The following code may not necessarily populate the MyProjectCountry
.
MyProjectItemTag existingItemTag =
(from p in context.ItemTags
.Include(p => p.MyProjectGenre)
.Include(p => p.MyProjectCountry)
where p.MyProjectUser.UserId == ItemTag.MyProjectUser.UserId
&& p.MyProjectItem.ItemId == MyProjectItem.ItemId
select p).FirstOrDefault();
So you set it to some variable you haven't give us any context too...
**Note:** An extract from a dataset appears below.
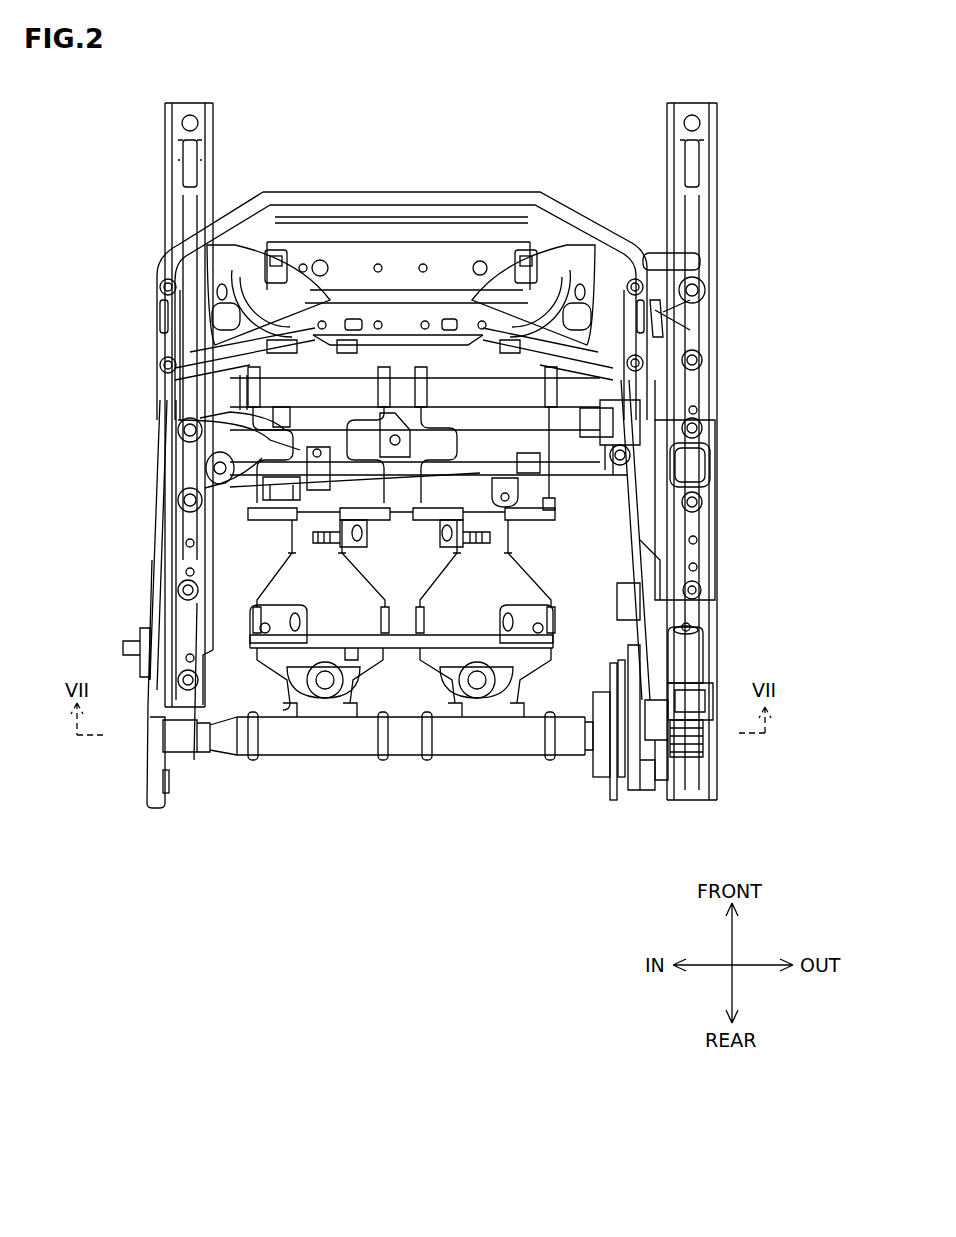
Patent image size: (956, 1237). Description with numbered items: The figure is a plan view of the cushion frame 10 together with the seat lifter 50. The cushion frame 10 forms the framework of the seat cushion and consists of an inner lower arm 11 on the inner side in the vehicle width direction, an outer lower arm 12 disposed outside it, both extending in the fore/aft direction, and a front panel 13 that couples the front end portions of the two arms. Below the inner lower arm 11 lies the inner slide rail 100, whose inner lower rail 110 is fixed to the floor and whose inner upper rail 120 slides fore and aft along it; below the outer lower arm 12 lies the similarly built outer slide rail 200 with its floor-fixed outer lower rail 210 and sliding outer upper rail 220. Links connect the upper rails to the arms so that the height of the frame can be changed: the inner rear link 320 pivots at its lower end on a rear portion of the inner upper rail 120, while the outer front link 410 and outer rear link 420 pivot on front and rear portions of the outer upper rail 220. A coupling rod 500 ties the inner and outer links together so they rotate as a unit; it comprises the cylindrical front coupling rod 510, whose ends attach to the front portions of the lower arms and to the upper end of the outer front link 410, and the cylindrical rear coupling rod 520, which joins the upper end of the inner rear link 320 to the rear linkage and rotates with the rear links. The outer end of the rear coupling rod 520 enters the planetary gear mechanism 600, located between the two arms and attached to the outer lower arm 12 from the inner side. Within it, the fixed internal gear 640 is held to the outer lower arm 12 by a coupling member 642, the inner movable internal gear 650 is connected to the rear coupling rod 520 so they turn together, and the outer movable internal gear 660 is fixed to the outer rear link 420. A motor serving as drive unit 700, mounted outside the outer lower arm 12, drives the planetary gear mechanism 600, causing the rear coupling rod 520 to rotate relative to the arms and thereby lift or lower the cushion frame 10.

existingItemTag.MyProjectCountry = MyProjectCountry;
I'd assume it is not null, so you change it's ID which is a Giant Code Smell...
(Why assign it? after all it's already assigned..)
if (MyProjectCountry != null)
existingItemTag.MyProjectCountry = new MyProjectCountry()
{
MyProjectCountryId = MyProjectCountry.MyProjectCountryId
};
Then you tell EF it hasn't changed?? Another Code Smell.
context.Entry(existingItemTag.MyProjectCountry).State = EntityState.Unchanged;
So what this tells me is that the Context has already downloaded this entity into its Object Cache, but the one you are assigning is not the one in the cache so when I tries to added to the cache, there is a duplicate.
Try to use context.Model.AddORUpdate(model) Method, you need to add using System.Data.Entity.Migrations as well for this method.